This past week Bracken Funk got to meet The Red Blemish, his favorite superhero. The Red Blemish fights crime from his secret headquarters in his parent's basement. The Red Blemish stopped by the Space Education Center after hearing we were having problems with young delinquents , their chewing gum and our carpets. (Word has it the Red Blemish was pulled over by Pleasant Grove's Police Department after leaving the Space Center and ticketed for duct taping over his scooter's license plate to conceal his identity).
We finished the first week of school without any major inconveniences. Let's take a moment to give Fortuna a wink and a nod in thanks for leaving the Space Center alone and focusing her mischiefs on the eastern seaboard of the United States. We are impressed - aren't we? In one week they experienced an earthquake and hurricane. No wonder its been so quiet in Pleasant Grove.
I was going to post the latest Space Center pictures (news and honors) but forgot my camera at the school. Sunday is my day of leisure, laziness and slothfulness; that means I won't drive to the school to get the pictures. I realize the disappointment might be more than you can manage, but I've got my "I don't give a darn" shirt on and, well, that's about it. You'll have to wait.
Instead I've decided to take you with me on a walk through around the Imaginarium to see what we can see. Slip on your shoes and let's see how creative people can be.
Does this seem strangely familiar? You got it! The control rooms of the Voyager and Magellan.
There are more similarities than differences :)
I know the staff are thinking I'm in that crowd watching and 'managing'. Well, what you don't see in the picture above is another hole twice a deep and wide just to the left and out of the camera's view. I'm the one at the bottom of that hole laboring in a cloud of dust and dirt, setting an example for all. Yes sir, setting an example for all. Please, no applause............... Thank you.
Hello, I'm a teenager and I'm indestructible. Nothing can hurt me. I spit in the face of gravity and common sense. I laugh at reason. Rational thinking won't find a home in my devolving brain. I'm a teenager. Watch me roar............ (Stupid, Stupid and Stupid. This young man and Nature are on a collision course and it won't be pretty).
Target has a special on previously parented kids. 3 for $10 is quite a steal. Look they can read and know how to sit quietly. Better hurry - there are only three left.
For you Battlestar Fans.
True, how true.
The power of a Space Center worker's mind should be labeled dangerous. We should be required to wear stickers, warning the general population to stand back at least four feet away. Our brains, and the power of the thoughts that emanate from them, have been known to cause hallucinations and minor nose bleeding.
Wonderland Primary School had picture day yesterday. Albus Arnold doesn't care for school pictures, as evident in Room 7's class photo.

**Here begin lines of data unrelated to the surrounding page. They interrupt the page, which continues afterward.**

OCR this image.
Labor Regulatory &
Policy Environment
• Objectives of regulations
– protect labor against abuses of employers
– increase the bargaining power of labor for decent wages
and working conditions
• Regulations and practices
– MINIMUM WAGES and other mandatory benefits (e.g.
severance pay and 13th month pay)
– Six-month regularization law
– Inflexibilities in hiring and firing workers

After three failed attempts to garnish even the slightest smile from his weaned on a pickle appearance, his teacher had an epiphany.
"Albus, we're going to the Space Center on a field trip this year!"
Albus frown turned upside down into the best smile he's ever given a school picture. His parent's were so pleased to finally have a good picture of Albus to put on their living room's wall they volunteered to pay for the entire field trip themselves.
Etc. etc. and etc.
Have a Great Sunday and I'll see many of you this week in the trenches.